Is Mason a first-round running back? He certainly has the vision, toughness, strength, speed and elusiveness to be in the conversation, but his 5-foot-10, 205-pound frame could hold him back some. But another year of college ball won't help him grow.
Regardless of his size, Mason believes he's more than ready to take on the NFL.
"They’re getting somebody that’s a hard worker and willing to do whatever it takes to win," Mason said Thursday. "My mind is not just set on money. It’s set on championships. I have yet to win a championship, and my mindset is not going to change. God willing, I’ll win a championship at the next level."
We know about the short self life NFL running backs have, and another pounding in the SEC won't do much to help him. Sure, more coaching can always be a benefit, but what else does Mason really have to learn? He's eclipsed 1,000 yards in both a pro-style offense and a spread. He knows adversity all too well, considering he rushed for 1,002 yards in 2012 during a 3-9 season that saw his head coach get fired, only to turn around and creep up on 2,000 yards under new coach Gus Malzahn in 2013.

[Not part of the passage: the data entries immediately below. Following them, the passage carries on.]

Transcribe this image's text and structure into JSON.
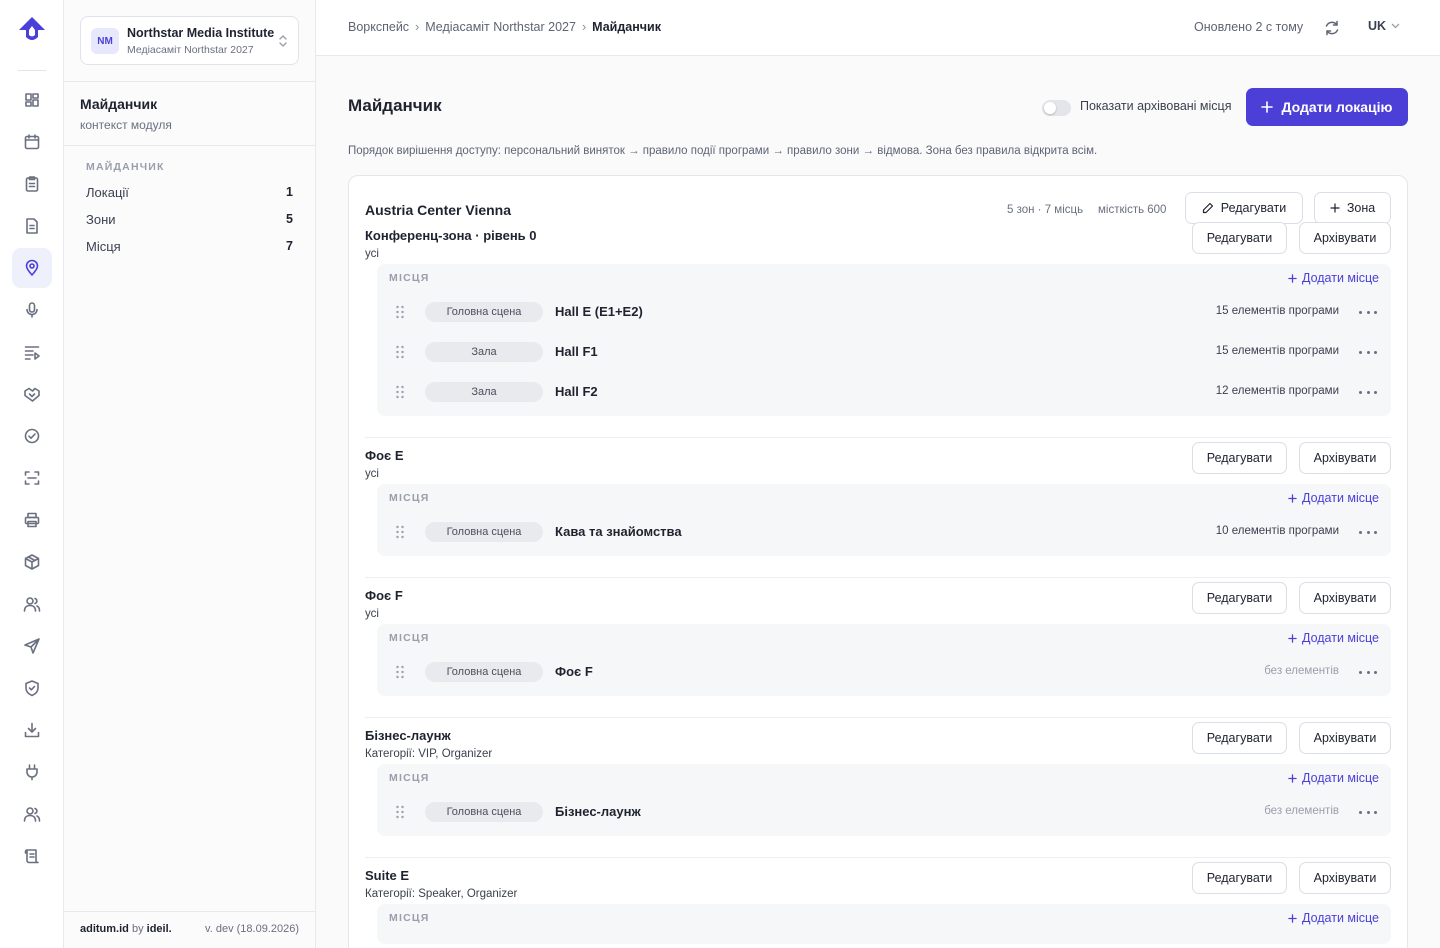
{
  "nav": {
    "items": [
      {
        "name": "dashboard-icon"
      },
      {
        "name": "calendar-icon"
      },
      {
        "name": "clipboard-icon"
      },
      {
        "name": "document-icon"
      },
      {
        "name": "location-pin-icon",
        "active": true
      },
      {
        "name": "microphone-icon"
      },
      {
        "name": "agenda-list-icon"
      },
      {
        "name": "handshake-icon"
      },
      {
        "name": "check-circle-icon"
      },
      {
        "name": "scan-icon"
      },
      {
        "name": "printer-icon"
      },
      {
        "name": "package-icon"
      },
      {
        "name": "users-icon"
      },
      {
        "name": "send-icon"
      },
      {
        "name": "shield-check-icon"
      },
      {
        "name": "download-icon"
      },
      {
        "name": "plug-icon"
      },
      {
        "name": "people-icon"
      },
      {
        "name": "scroll-icon"
      }
    ]
  },
  "org": {
    "badge": "NM",
    "name": "Northstar Media Institute",
    "event": "Медіасаміт Northstar 2027"
  },
  "module": {
    "title": "Майданчик",
    "subtitle": "контекст модуля",
    "group": "МАЙДАНЧИК",
    "items": [
      {
        "label": "Локації",
        "count": "1"
      },
      {
        "label": "Зони",
        "count": "5"
      },
      {
        "label": "Місця",
        "count": "7"
      }
    ]
  },
  "footer": {
    "brand": "aditum.id",
    "by": "by",
    "vendor": "ideil.",
    "version": "v. dev (18.09.2026)"
  },
  "topbar": {
    "crumbs": [
      "Воркспейс",
      "Медіасаміт Northstar 2027",
      "Майданчик"
    ],
    "sep": "›",
    "updated": "Оновлено 2 с тому",
    "lang": "UK"
  },
  "page": {
    "title": "Майданчик",
    "show_archived": "Показати архівовані місця",
    "add_location": "Додати локацію",
    "hint": "Порядок вирішення доступу: персональний виняток → правило події програми → правило зони → відмова. Зона без правила відкрита всім."
  },
  "location": {
    "name": "Austria Center Vienna",
    "meta": "5 зон · 7 місць",
    "capacity": "місткість 600",
    "edit": "Редагувати",
    "add_zone": "Зона"
  },
  "labels": {
    "edit": "Редагувати",
    "archive": "Архівувати",
    "places": "МІСЦЯ",
    "add_place": "Додати місце"
  },
  "zones": [
    {
      "name": "Конференц-зона · рівень 0",
      "access": "усі",
      "places": [
        {
          "tag": "Головна сцена",
          "name": "Hall E (E1+E2)",
          "count": "15 елементів програми"
        },
        {
          "tag": "Зала",
          "name": "Hall F1",
          "count": "15 елементів програми"
        },
        {
          "tag": "Зала",
          "name": "Hall F2",
          "count": "12 елементів програми"
        }
      ]
    },
    {
      "name": "Фоє E",
      "access": "усі",
      "places": [
        {
          "tag": "Головна сцена",
          "name": "Кава та знайомства",
          "count": "10 елементів програми"
        }
      ]
    },
    {
      "name": "Фоє F",
      "access": "усі",
      "places": [
        {
          "tag": "Головна сцена",
          "name": "Фоє F",
          "count": "без елементів",
          "muted": true
        }
      ]
    },
    {
      "name": "Бізнес-лаунж",
      "access": "Категорії: VIP, Organizer",
      "places": [
        {
          "tag": "Головна сцена",
          "name": "Бізнес-лаунж",
          "count": "без елементів",
          "muted": true
        }
      ]
    },
    {
      "name": "Suite E",
      "access": "Категорії: Speaker, Organizer",
      "places": []
    }
  ],
  "colors": {
    "accent": "#4b3fd8",
    "active_bg": "#eef0fb"
  }
}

Does he have much more to prove against SEC defenses? Uh, no. Against Alabama's top-rated rush defense in that fateful final week of the regular season, Mason rushed for 164 yards and a touchdown, averaging 5.7 yards per carry. The next week in the SEC championship against Missouri's rush defense, which ranked 14th nationally at the time, Mason rushed for a career-high and SEC championship game-record 304 yards with four touchdowns.
In SEC play in 2013, Mason averaged 123.1 yards per game and 5.1 yards per carry. He also had 13 touchdowns.

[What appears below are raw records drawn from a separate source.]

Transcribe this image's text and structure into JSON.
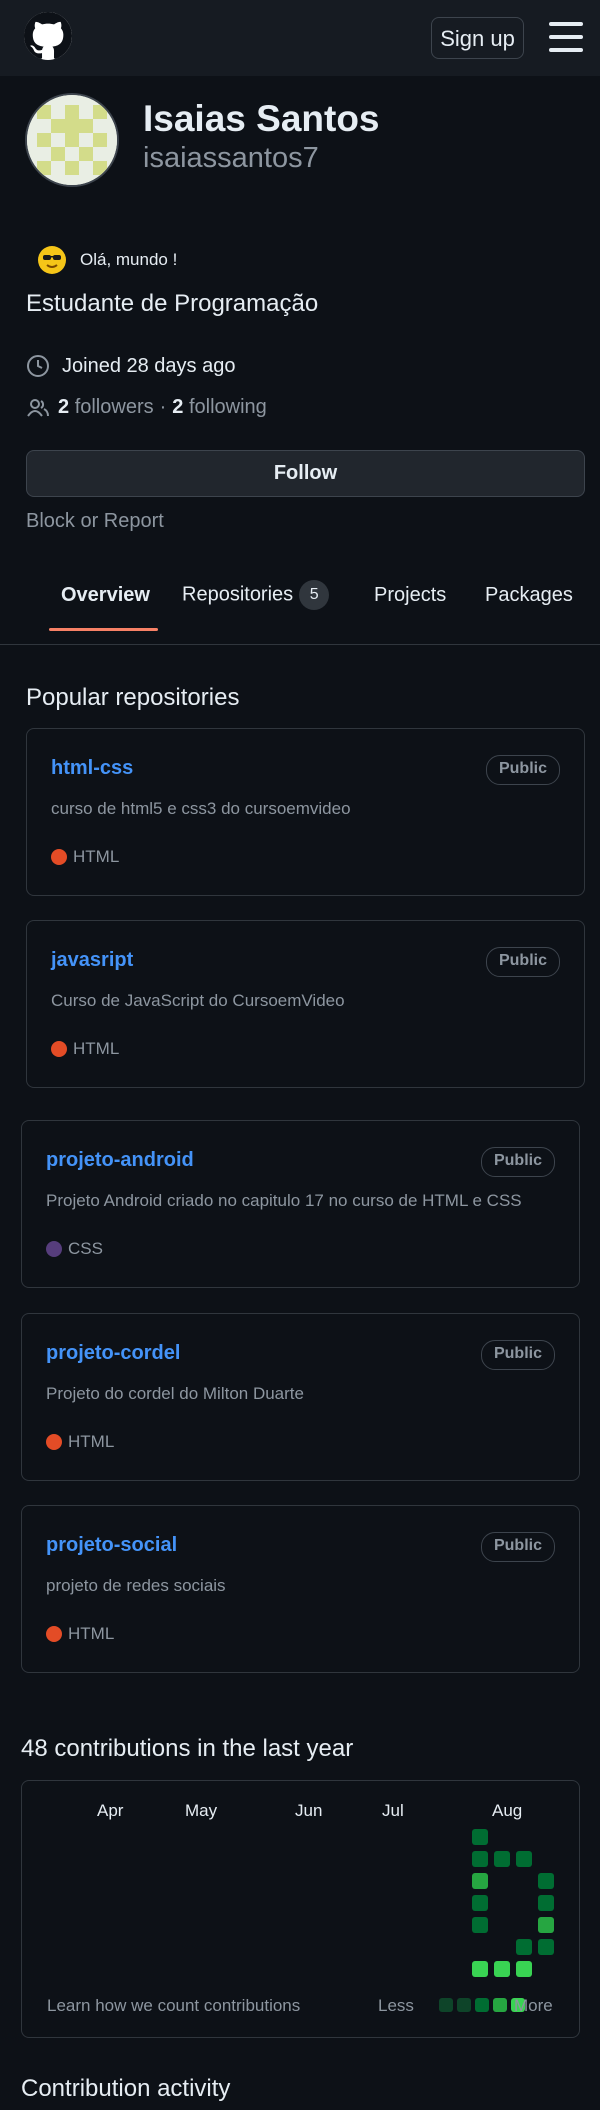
{
  "header": {
    "signup_label": "Sign up"
  },
  "profile": {
    "name": "Isaias Santos",
    "login": "isaiassantos7",
    "status_text": "Olá, mundo !",
    "bio": "Estudante de Programação",
    "joined": "Joined 28 days ago",
    "followers_count": "2",
    "followers_label": "followers",
    "separator": "·",
    "following_count": "2",
    "following_label": "following",
    "follow_button": "Follow",
    "block_report": "Block or Report"
  },
  "tabs": [
    {
      "label": "Overview",
      "active": true
    },
    {
      "label": "Repositories",
      "count": "5"
    },
    {
      "label": "Projects"
    },
    {
      "label": "Packages"
    }
  ],
  "popular": {
    "title": "Popular repositories",
    "repos": [
      {
        "name": "html-css",
        "visibility": "Public",
        "description": "curso de html5 e css3 do cursoemvideo",
        "language": "HTML",
        "lang_color": "#e34c26"
      },
      {
        "name": "javasript",
        "visibility": "Public",
        "description": "Curso de JavaScript do CursoemVideo",
        "language": "HTML",
        "lang_color": "#e34c26"
      },
      {
        "name": "projeto-android",
        "visibility": "Public",
        "description": "Projeto Android criado no capitulo 17 no curso de HTML e CSS",
        "language": "CSS",
        "lang_color": "#563d7c"
      },
      {
        "name": "projeto-cordel",
        "visibility": "Public",
        "description": "Projeto do cordel do Milton Duarte",
        "language": "HTML",
        "lang_color": "#e34c26"
      },
      {
        "name": "projeto-social",
        "visibility": "Public",
        "description": "projeto de redes sociais",
        "language": "HTML",
        "lang_color": "#e34c26"
      }
    ]
  },
  "contributions": {
    "title": "48 contributions in the last year",
    "months": [
      "Apr",
      "May",
      "Jun",
      "Jul",
      "Aug"
    ],
    "learn_link": "Learn how we count contributions",
    "less": "Less",
    "more": "More",
    "level_colors": [
      "#161b22",
      "#0e4429",
      "#006d32",
      "#26a641",
      "#39d353"
    ],
    "grid_levels": [
      [
        2,
        2,
        3,
        2,
        2,
        0,
        4
      ],
      [
        0,
        2,
        0,
        0,
        0,
        0,
        4
      ],
      [
        0,
        2,
        0,
        0,
        0,
        2,
        4
      ],
      [
        0,
        0,
        2,
        2,
        3,
        2,
        0
      ]
    ]
  },
  "activity": {
    "title": "Contribution activity"
  }
}
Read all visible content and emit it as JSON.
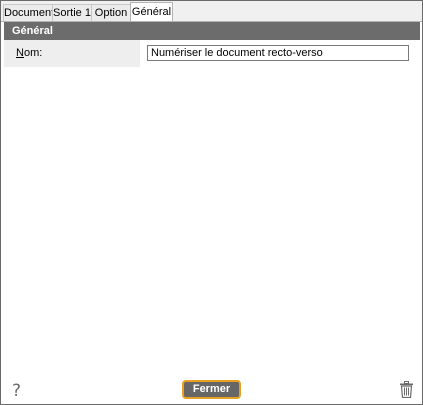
{
  "tabs": [
    {
      "label": "Document",
      "active": false
    },
    {
      "label": "Sortie 1",
      "active": false
    },
    {
      "label": "Option",
      "active": false
    },
    {
      "label": "Général",
      "active": true
    }
  ],
  "section": {
    "title": "Général"
  },
  "form": {
    "name_label_accel": "N",
    "name_label_rest": "om:",
    "name_value": "Numériser le document recto-verso"
  },
  "footer": {
    "help_glyph": "?",
    "close_label": "Fermer",
    "help_icon": "help-icon",
    "delete_icon": "trash-icon"
  },
  "colors": {
    "header_bg": "#6c6c6c",
    "button_bg": "#666666",
    "button_border": "#e8a020"
  }
}
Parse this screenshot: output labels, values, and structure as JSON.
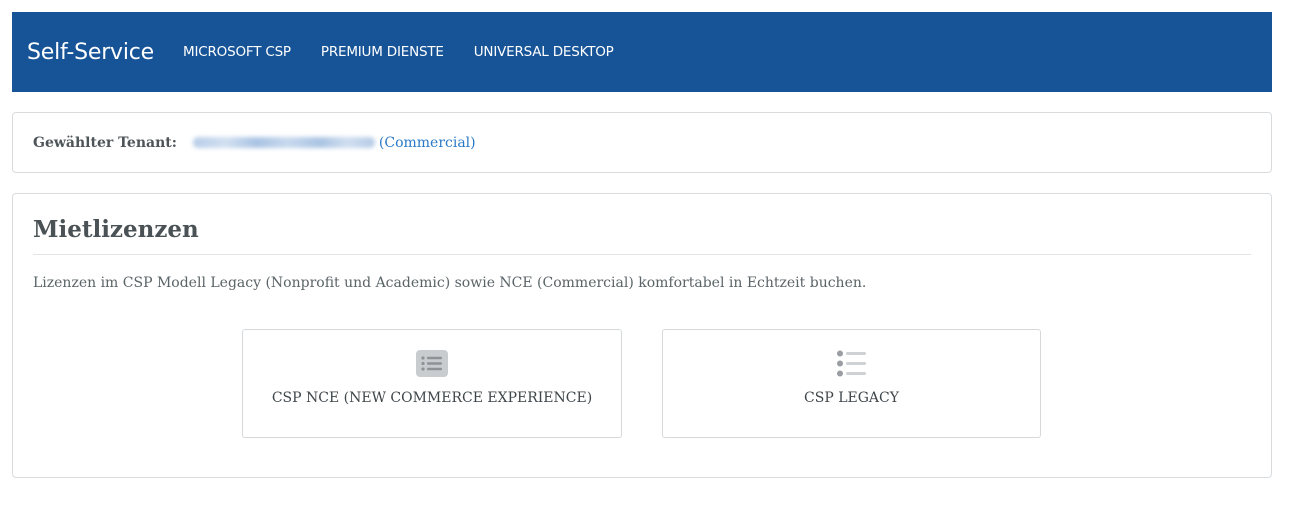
{
  "navbar": {
    "brand": "Self-Service",
    "items": [
      {
        "label": "MICROSOFT CSP"
      },
      {
        "label": "PREMIUM DIENSTE"
      },
      {
        "label": "UNIVERSAL DESKTOP"
      }
    ],
    "background": "#175497"
  },
  "tenant": {
    "label": "Gewählter Tenant:",
    "type": "(Commercial)"
  },
  "panel": {
    "title": "Mietlizenzen",
    "description": "Lizenzen im CSP Modell Legacy (Nonprofit und Academic) sowie NCE (Commercial) komfortabel in Echtzeit buchen.",
    "cards": [
      {
        "label": "CSP NCE (NEW COMMERCE EXPERIENCE)",
        "icon": "list-box-icon"
      },
      {
        "label": "CSP LEGACY",
        "icon": "list-icon"
      }
    ]
  },
  "colors": {
    "accent": "#175497",
    "link": "#2a7ac7"
  }
}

In Monday's 34-31 loss to the Seminoles, Mason looked like the best player on the field for most of the night, rushing for 195 yards and a 37-yard touchdown that appeared to be the game-winning score with 1:19 remaining. With the way he played on Monday, you have to think that he would have finished much higher in the Heisman race.

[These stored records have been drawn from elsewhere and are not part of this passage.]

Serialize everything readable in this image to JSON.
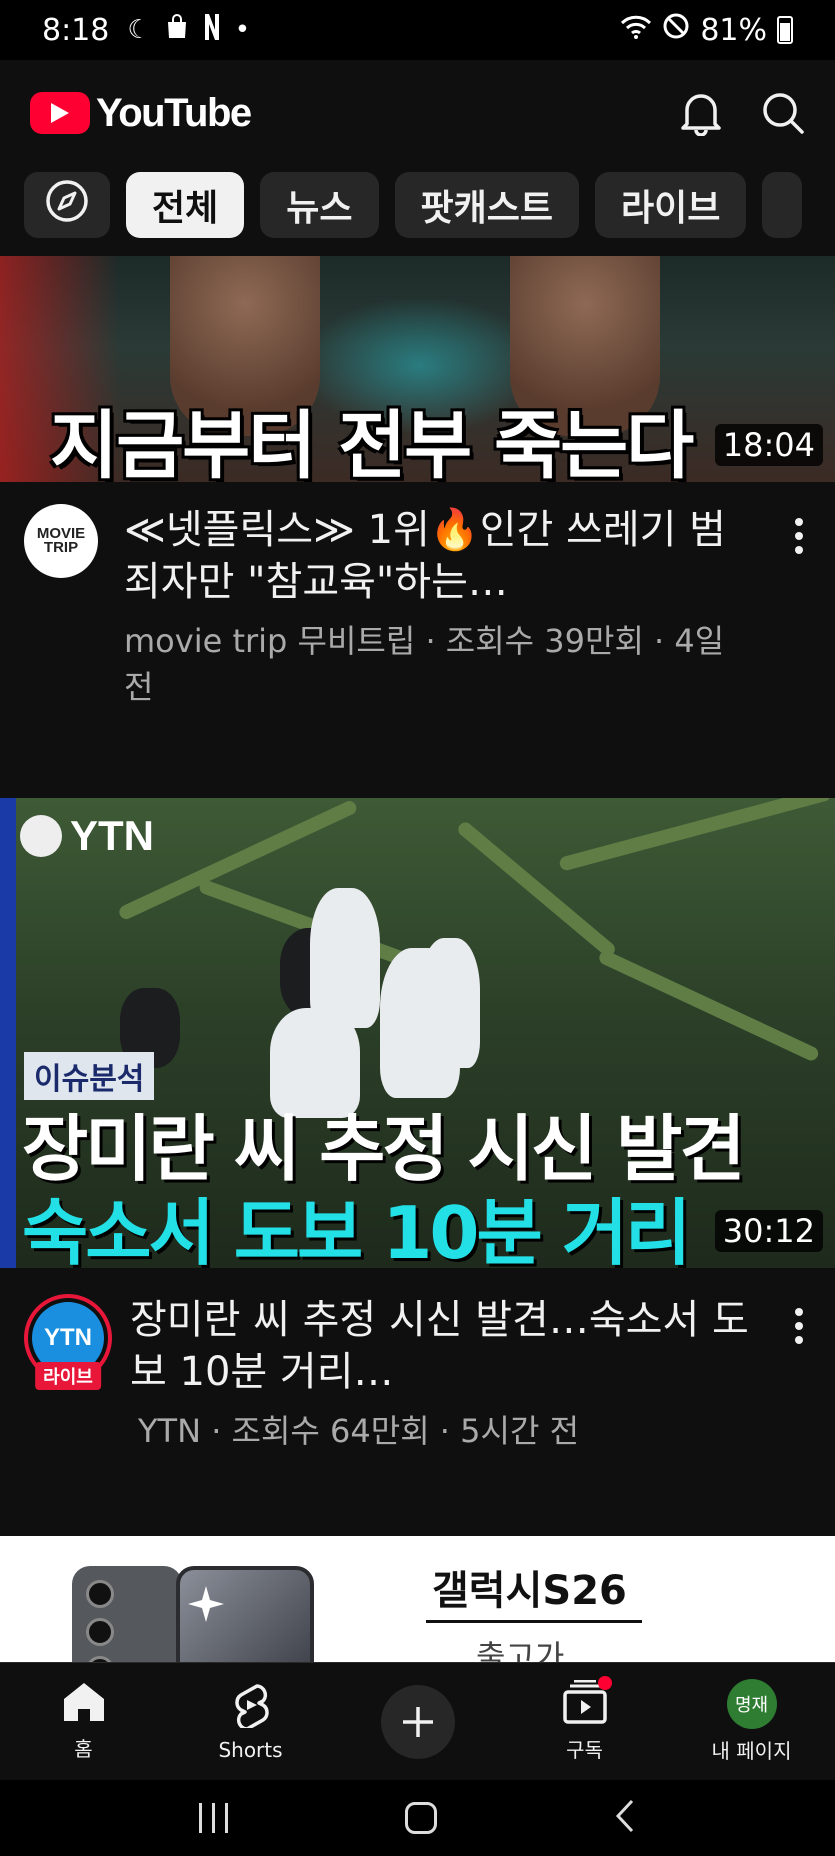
{
  "status_bar": {
    "time": "8:18",
    "battery": "81%"
  },
  "header": {
    "logo_text": "YouTube"
  },
  "chips": [
    "전체",
    "뉴스",
    "팟캐스트",
    "라이브"
  ],
  "videos": [
    {
      "thumbnail_caption": "지금부터 전부 죽는다",
      "duration": "18:04",
      "channel_avatar_text": "MOVIE TRIP",
      "title": "≪넷플릭스≫ 1위🔥인간 쓰레기 범죄자만 \"참교육\"하는…",
      "meta": "movie trip 무비트립 · 조회수 39만회 · 4일 전"
    },
    {
      "channel_logo": "YTN",
      "badge": "이슈분석",
      "thumbnail_line1": "장미란 씨 추정 시신 발견",
      "thumbnail_line2": "숙소서 도보 10분 거리",
      "duration": "30:12",
      "channel_avatar_text": "YTN",
      "live_badge": "라이브",
      "title": "장미란 씨 추정 시신 발견…숙소서 도보 10분 거리…",
      "meta": "YTN · 조회수 64만회 · 5시간 전"
    }
  ],
  "ad": {
    "title": "갤럭시S26",
    "subtitle": "출고가"
  },
  "bottom_nav": {
    "home": "홈",
    "shorts": "Shorts",
    "subscriptions": "구독",
    "me": "내 페이지",
    "me_avatar": "명재"
  },
  "colors": {
    "background": "#0f0f0f",
    "accent": "#ff0033",
    "chip": "#272727",
    "secondary_text": "#aaaaaa"
  }
}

Mason has been great for the Tigers, and there's no doubt that he immediately would've made them a title contender again in 2014 if he had decided to stay. But he absolutely made the right decision.
For Auburn, it's time to look to its already-loaded stable of running backs, which includes Corey Grant and Cameron Artis-Payne, who each ran for more than 600 yards and had six touchdowns this past season. Obviously, quarterback Nick Marshall (1,068 rushing yards) is a dangerous running threat. Auburn will take the redshirt off running back Peyton Barber and will have ESPN 300 back Racean Thomas coming in. Thomas could be a real stud for Auburn and could compete for solid playing time early.
The Tigers will certainly miss Mason, who was both a great player and person, but his family on the Plains had to know that it was his time to take the next step.
As expected, Auburn junior running back Tre Mason declared for the 2014 NFL draft Thursday. He's foregoing his final year at Auburn for a chance at millions, and no one would dare blame him for his decision.